Il suono di "Above" prende spunto dal grunge, ma lo rivitalizza, in un anno (il 1995) in cui il declino del genere era iniziato, ampliando il raggio delle influenze. Alcuni brani prendono chiaramente spunto dal grunge: "I don't know anything" si snoda su accordi e riff spietati e rocciosi, che i cloni simil -hanson Silverchair copieranno qualche tempo dopo. In "Wake up" e "I'm above" già si vede che la potenza grunge si sta sublimando in atmosfere più limpide e malate, grazie al cantato unico e irraggiungibile di Layne Staley, il quale in "Artificial red" regala un'altra prova straordinaria, elevandosi su un blues sensualissimo.

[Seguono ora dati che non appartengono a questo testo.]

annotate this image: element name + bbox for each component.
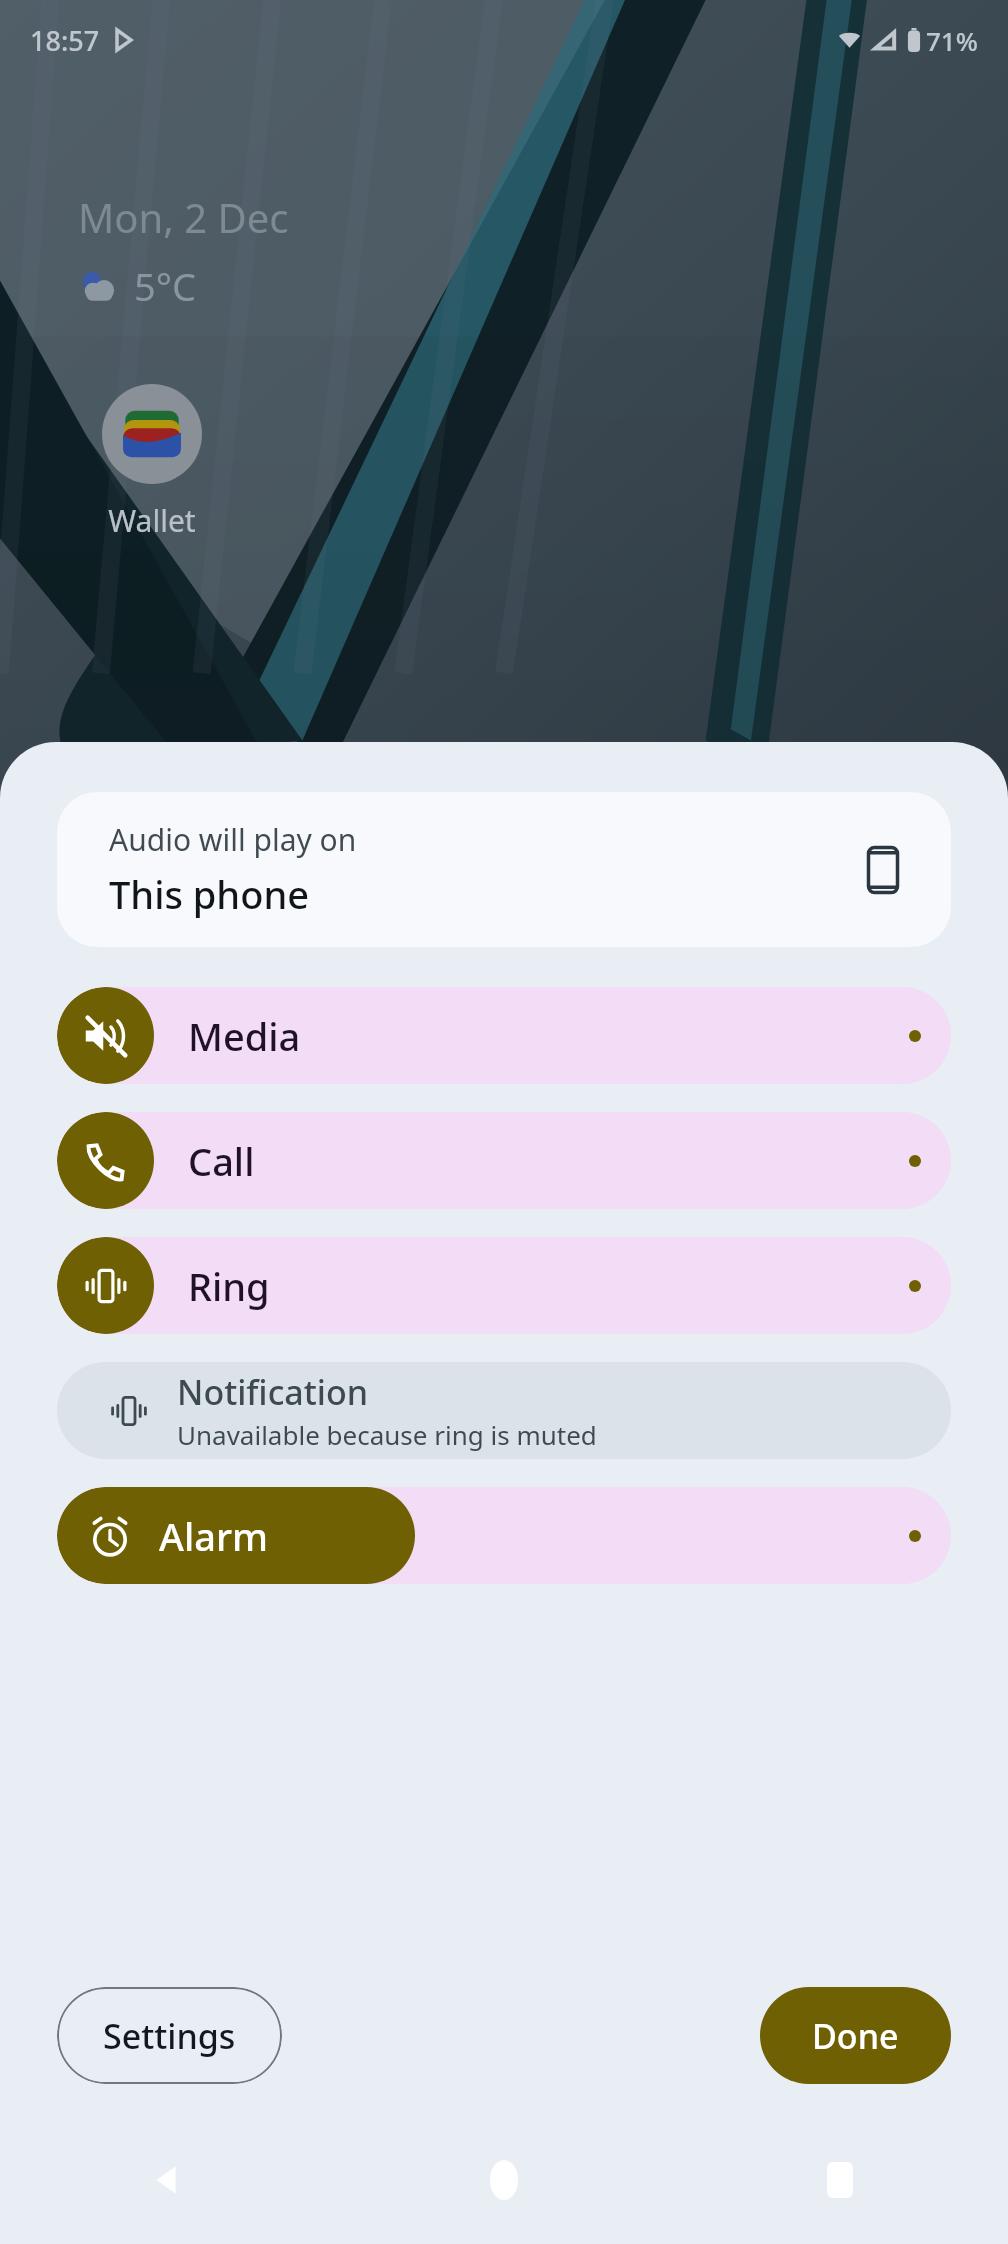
button[interactable]: Alarm (57, 1487, 951, 1584)
staticText: Ring (188, 1260, 270, 1312)
staticText: Call (188, 1135, 255, 1187)
staticText: Alarm (159, 1510, 268, 1562)
staticText: Media (188, 1010, 301, 1062)
staticText: Wallet (108, 500, 196, 541)
staticText: This phone (109, 868, 310, 920)
button[interactable]: Audio will play on (57, 792, 951, 947)
button[interactable]: Home (336, 2140, 672, 2220)
staticText: 71% (926, 23, 978, 58)
button[interactable]: Media (57, 987, 951, 1084)
button[interactable]: Call (57, 1112, 951, 1209)
button[interactable]: Notification (57, 1362, 951, 1459)
button[interactable]: Recents (672, 2140, 1008, 2220)
staticText: Settings (103, 2013, 236, 2059)
button[interactable]: Wallet (78, 384, 226, 541)
staticText: Done (812, 2013, 899, 2059)
staticText: Audio will play on (109, 819, 357, 860)
button[interactable]: Ring (57, 1237, 951, 1334)
staticText: 5°C (134, 260, 197, 312)
button[interactable]: Done (760, 1987, 951, 2084)
staticText: 18:57 (30, 22, 100, 59)
staticText: Notification (177, 1369, 369, 1415)
staticText: Mon, 2 Dec (78, 190, 289, 244)
staticText: Unavailable because ring is muted (177, 1417, 597, 1452)
button[interactable]: Settings (57, 1987, 282, 2084)
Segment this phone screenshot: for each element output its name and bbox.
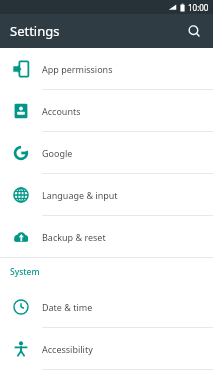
button[interactable]: Google [0,132,213,173]
staticText: Backup & reset [42,231,106,243]
button[interactable]: Search [181,18,207,44]
staticText: Accessibility [42,343,93,355]
staticText: Accounts [42,105,81,117]
staticText: Google [42,147,73,159]
staticText: Language & input [42,189,118,201]
staticText: System [10,266,40,278]
button[interactable]: Accounts [0,90,213,131]
button[interactable]: Date & time [0,286,213,327]
button[interactable]: App permissions [0,48,213,89]
button[interactable]: Language & input [0,174,213,215]
staticText: Date & time [42,301,93,313]
staticText: App permissions [42,63,113,75]
staticText: Settings [10,22,60,40]
staticText: 10:00 [188,2,209,13]
button[interactable]: Backup & reset [0,216,213,257]
button[interactable]: Accessibility [0,328,213,369]
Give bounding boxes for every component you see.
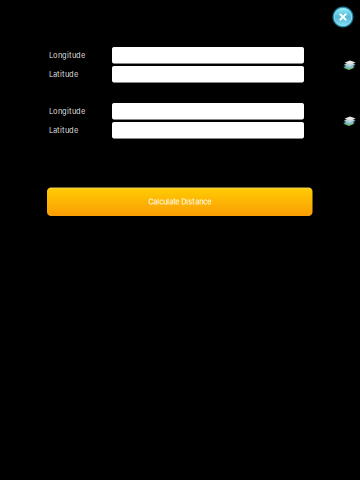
button[interactable]: Calculate Distance: [47, 188, 312, 216]
staticText: Calculate Distance: [148, 197, 211, 206]
staticText: Latitude: [49, 126, 78, 135]
button[interactable]: Pick location on map: [338, 53, 360, 77]
button[interactable]: Close: [328, 2, 358, 32]
staticText: Latitude: [49, 70, 78, 79]
staticText: Longitude: [49, 107, 85, 116]
staticText: Longitude: [49, 51, 85, 60]
button[interactable]: Pick location on map: [338, 109, 360, 133]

Bellissima e struggente è "River of deceit", che si rivolge indietro verso i Led Zeppelin acustici, mentre a proposito di influenze anni 70 è certo space rock a venire omaggiato in "November hotel".

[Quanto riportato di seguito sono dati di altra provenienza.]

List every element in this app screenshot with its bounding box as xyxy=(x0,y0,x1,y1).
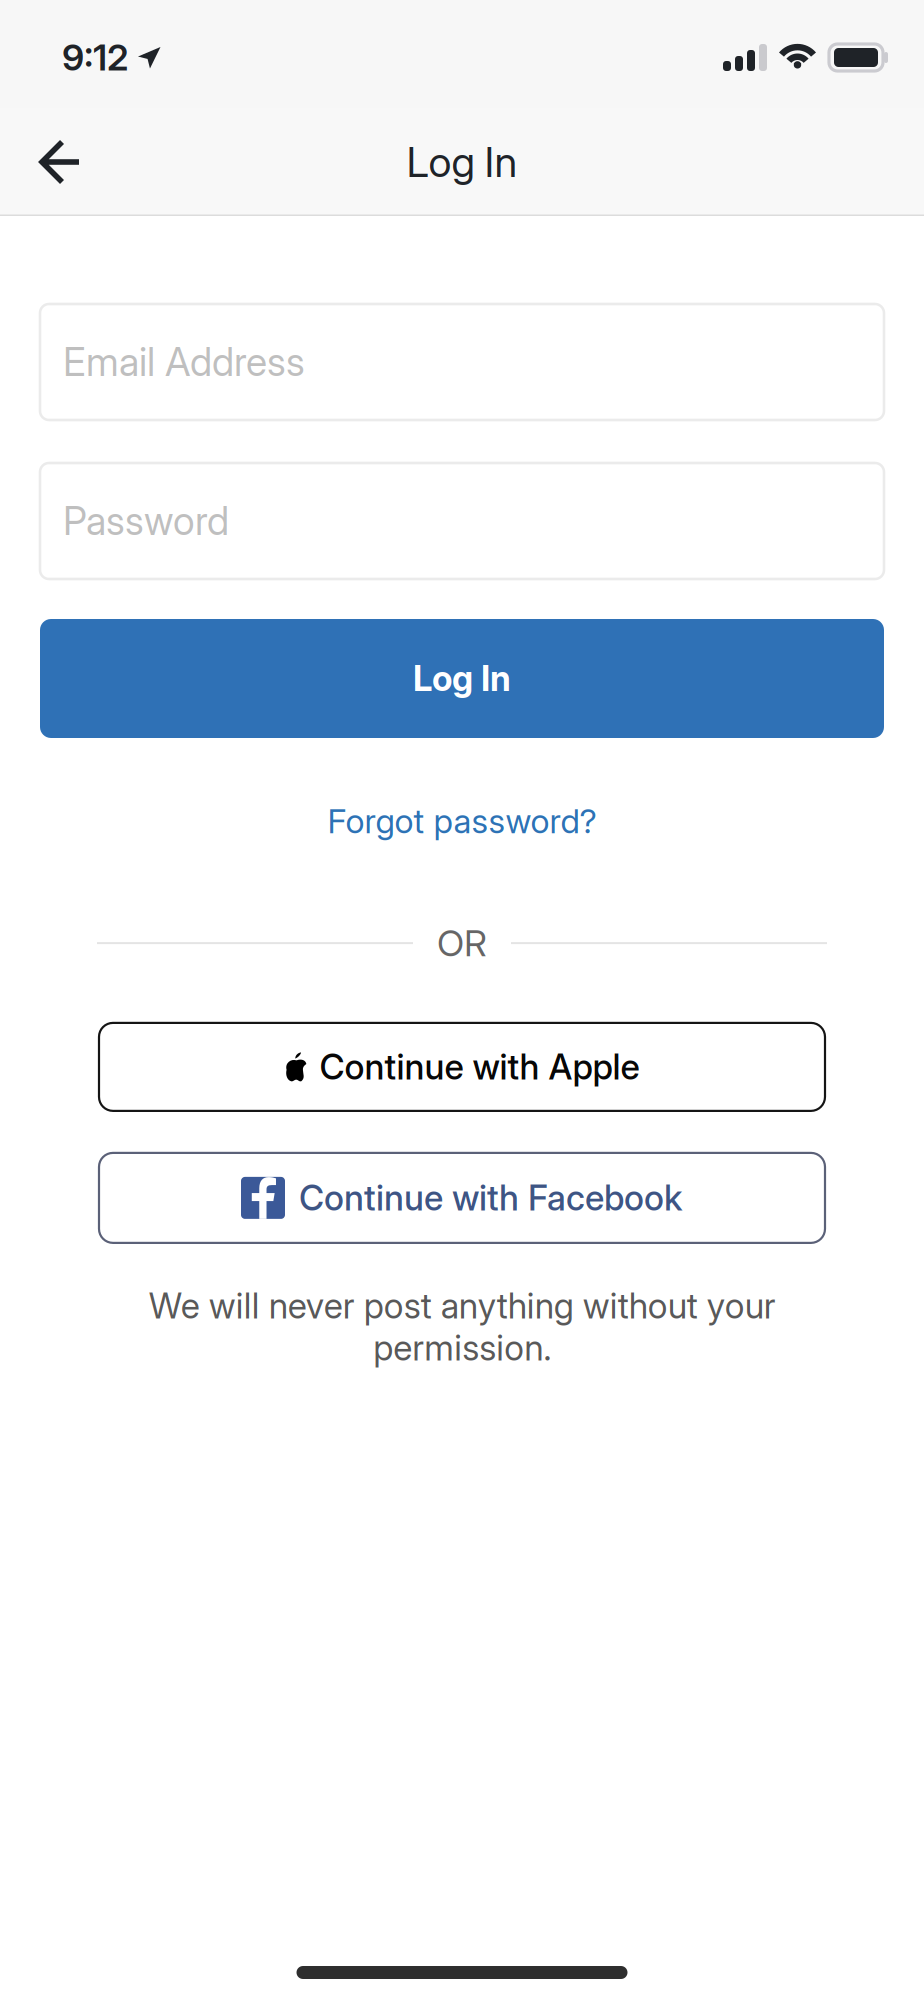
staticText: Log In xyxy=(413,658,511,699)
button[interactable]: Email Address xyxy=(40,304,884,420)
staticText: Forgot password? xyxy=(328,801,596,841)
button[interactable]: Continue with Facebook xyxy=(99,1153,825,1243)
staticText: Password xyxy=(63,498,229,544)
staticText: OR xyxy=(437,921,487,965)
staticText: 9:12 xyxy=(62,36,128,79)
button[interactable]: Forgot password? xyxy=(308,777,616,865)
button[interactable]: Log In xyxy=(40,619,884,738)
button[interactable]: Password xyxy=(40,463,884,579)
button[interactable]: Back xyxy=(0,114,110,210)
staticText: We will never post anything without your… xyxy=(148,1285,776,1369)
button[interactable]: Continue with Apple xyxy=(99,1023,825,1111)
staticText: Log In xyxy=(406,137,518,187)
staticText: Continue with Apple xyxy=(320,1046,640,1088)
staticText: Continue with Facebook xyxy=(299,1177,683,1219)
staticText: Email Address xyxy=(63,339,305,385)
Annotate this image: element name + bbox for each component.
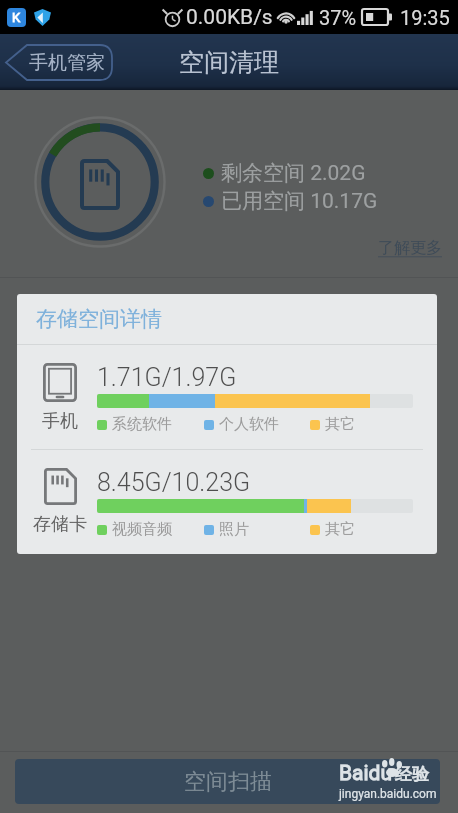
staticText: 手机 (42, 410, 78, 433)
staticText: 0.00KB/s (186, 5, 273, 30)
staticText: 存储空间详情 (36, 306, 162, 332)
button[interactable]: 返回 手机管家 (5, 44, 113, 81)
staticText: 经验 (395, 764, 429, 785)
staticText: 剩余空间 2.02G (221, 160, 366, 186)
staticText: 照片 (219, 520, 249, 539)
staticText: 已用空间 10.17G (221, 188, 378, 214)
staticText: 19:35 (400, 6, 450, 29)
staticText: 存储卡 (33, 513, 87, 536)
button[interactable]: 手机 (17, 345, 437, 449)
staticText: 视频音频 (112, 520, 172, 539)
staticText: 1.71G/1.97G (97, 363, 237, 392)
staticText: 空间扫描 (184, 768, 272, 796)
button[interactable]: 存储卡 (17, 450, 437, 554)
staticText: 其它 (325, 415, 355, 434)
staticText: 了解更多 (378, 238, 442, 258)
staticText: 37% (319, 6, 357, 29)
staticText: Baidu (339, 761, 393, 786)
staticText: 系统软件 (112, 415, 172, 434)
staticText: jingyan.baidu.com (339, 787, 437, 801)
staticText: 其它 (325, 520, 355, 539)
staticText: K (12, 10, 21, 25)
button[interactable]: 空间扫描 (15, 759, 440, 804)
staticText: 8.45G/10.23G (97, 468, 251, 497)
staticText: 手机管家 (29, 51, 105, 75)
button[interactable]: 了解更多 (378, 238, 442, 258)
staticText: 个人软件 (219, 415, 279, 434)
staticText: 空间清理 (179, 47, 279, 78)
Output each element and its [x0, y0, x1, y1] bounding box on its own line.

Il brano migliore è forse "Long gone day", lascivo bossanova in cui alla voce di Layne si affianca quella alcolica dell'altro fuoriclasse Mark Lanegan.

Insomma un grande album, forse il migliore per comprendere la poetica del grande Staley, il quale è stato un po' dimenticato a vantaggio di Cobain (cosa che non riesco a spiegarmi), ma che ha espresso emozioni e poesia in maniera decisamente più profonda: cosa che dimostrerà soprattutto nell'omonimo album degli Alice in chains che uscirà di lì a qualche mese, a mio avviso il capolavoro di Alice.